Jo leżała na swoim łóżku. Jedną, zgiętą rękę miała ułożoną pod głową, a drugą rzucała niewielkim kauczukiem o ścianę, który odbijał się od niej i wracał do niej. Kątem oka popatrzyła na łóżko Samanthy. Blondynka od tygodnia nie odezwała się do niej nawet słowem. Cały czas była urażona o to, jak zachowała się na balu. Westchnęła ciężko, przewracając oczami. Owszem, zaprzyjaźniły się ze sobą, ale miała prawo do jakichś tam swoich niewielkich sekretów.
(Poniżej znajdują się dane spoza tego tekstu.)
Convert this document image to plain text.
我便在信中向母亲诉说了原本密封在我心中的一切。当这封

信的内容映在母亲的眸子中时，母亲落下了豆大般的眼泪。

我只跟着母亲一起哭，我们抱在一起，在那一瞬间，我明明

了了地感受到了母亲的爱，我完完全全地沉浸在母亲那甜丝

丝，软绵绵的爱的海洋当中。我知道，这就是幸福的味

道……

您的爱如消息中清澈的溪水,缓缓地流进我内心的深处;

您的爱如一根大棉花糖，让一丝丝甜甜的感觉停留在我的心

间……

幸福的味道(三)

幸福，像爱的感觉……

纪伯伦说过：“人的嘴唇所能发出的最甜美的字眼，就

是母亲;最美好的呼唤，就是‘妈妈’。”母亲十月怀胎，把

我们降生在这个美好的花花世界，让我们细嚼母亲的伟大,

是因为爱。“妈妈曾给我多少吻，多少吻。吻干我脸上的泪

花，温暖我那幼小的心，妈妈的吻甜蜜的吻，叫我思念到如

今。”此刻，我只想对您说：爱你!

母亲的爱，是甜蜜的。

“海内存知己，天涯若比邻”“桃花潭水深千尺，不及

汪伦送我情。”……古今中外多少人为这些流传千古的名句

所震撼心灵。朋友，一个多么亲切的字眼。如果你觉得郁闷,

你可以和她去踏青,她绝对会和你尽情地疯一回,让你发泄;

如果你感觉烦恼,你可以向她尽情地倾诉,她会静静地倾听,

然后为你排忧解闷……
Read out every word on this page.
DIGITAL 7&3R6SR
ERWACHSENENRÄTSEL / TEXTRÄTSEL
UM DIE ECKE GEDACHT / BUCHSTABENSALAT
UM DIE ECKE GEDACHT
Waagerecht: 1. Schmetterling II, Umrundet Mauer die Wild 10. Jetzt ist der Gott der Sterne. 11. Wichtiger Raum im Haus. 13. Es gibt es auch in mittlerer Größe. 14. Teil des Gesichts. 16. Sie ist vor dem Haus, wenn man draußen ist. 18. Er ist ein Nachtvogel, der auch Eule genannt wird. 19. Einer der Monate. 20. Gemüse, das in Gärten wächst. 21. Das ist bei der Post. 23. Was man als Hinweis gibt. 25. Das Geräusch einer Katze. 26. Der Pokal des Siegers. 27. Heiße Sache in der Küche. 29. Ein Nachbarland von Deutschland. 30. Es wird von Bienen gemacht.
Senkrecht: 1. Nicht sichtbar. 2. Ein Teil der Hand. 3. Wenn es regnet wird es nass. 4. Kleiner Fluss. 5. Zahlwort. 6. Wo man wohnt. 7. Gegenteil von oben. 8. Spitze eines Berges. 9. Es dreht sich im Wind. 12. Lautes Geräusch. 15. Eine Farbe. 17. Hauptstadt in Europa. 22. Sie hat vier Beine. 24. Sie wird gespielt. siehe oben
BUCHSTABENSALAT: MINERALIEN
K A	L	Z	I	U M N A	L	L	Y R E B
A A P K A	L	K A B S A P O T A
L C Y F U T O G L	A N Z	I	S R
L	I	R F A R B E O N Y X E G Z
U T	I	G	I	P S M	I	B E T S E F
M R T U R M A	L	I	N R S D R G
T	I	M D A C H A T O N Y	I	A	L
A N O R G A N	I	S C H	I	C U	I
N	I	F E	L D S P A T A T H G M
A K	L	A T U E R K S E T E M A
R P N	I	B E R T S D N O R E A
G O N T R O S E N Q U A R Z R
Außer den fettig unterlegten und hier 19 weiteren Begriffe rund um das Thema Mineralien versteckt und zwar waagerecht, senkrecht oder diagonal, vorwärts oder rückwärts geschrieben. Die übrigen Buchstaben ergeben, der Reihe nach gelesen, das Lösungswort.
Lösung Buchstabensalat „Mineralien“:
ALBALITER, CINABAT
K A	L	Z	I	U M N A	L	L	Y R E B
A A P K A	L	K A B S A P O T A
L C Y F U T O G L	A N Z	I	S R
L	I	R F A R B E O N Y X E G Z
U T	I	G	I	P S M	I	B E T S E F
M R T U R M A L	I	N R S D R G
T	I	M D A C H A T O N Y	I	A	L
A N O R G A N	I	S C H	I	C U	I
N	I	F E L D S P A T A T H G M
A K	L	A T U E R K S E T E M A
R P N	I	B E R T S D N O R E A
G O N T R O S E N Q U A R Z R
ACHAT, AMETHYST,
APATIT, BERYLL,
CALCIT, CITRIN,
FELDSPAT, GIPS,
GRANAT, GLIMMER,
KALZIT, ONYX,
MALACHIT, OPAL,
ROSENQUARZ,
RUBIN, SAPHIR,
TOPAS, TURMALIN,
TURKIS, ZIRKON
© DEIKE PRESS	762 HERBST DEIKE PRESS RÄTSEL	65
Złapała po raz ostatni piłkę i odłożyła ją do szuflady przy łóżku. Podniosła się ze swojego miejsca, po czym podeszła do okna i pobieżnym spojrzeniem zmierzyła dziedziniec kampusu, zatłoczony przez uczniów, spacerujących w tę i z powrotem. Dostrzegła wśród nich Hill razem z chłopakami. Poczuła nieprzyjemne ukłucie w piersi. Wszyscy mieli jej za złe, to co zrobiła, a na domiar złego nie odzywali się również do Davida, który obiecał, że nikomu nic nie powie o tym, co chciałaby osiągnąć Joanna poprzez udawanie jego dziewczyny.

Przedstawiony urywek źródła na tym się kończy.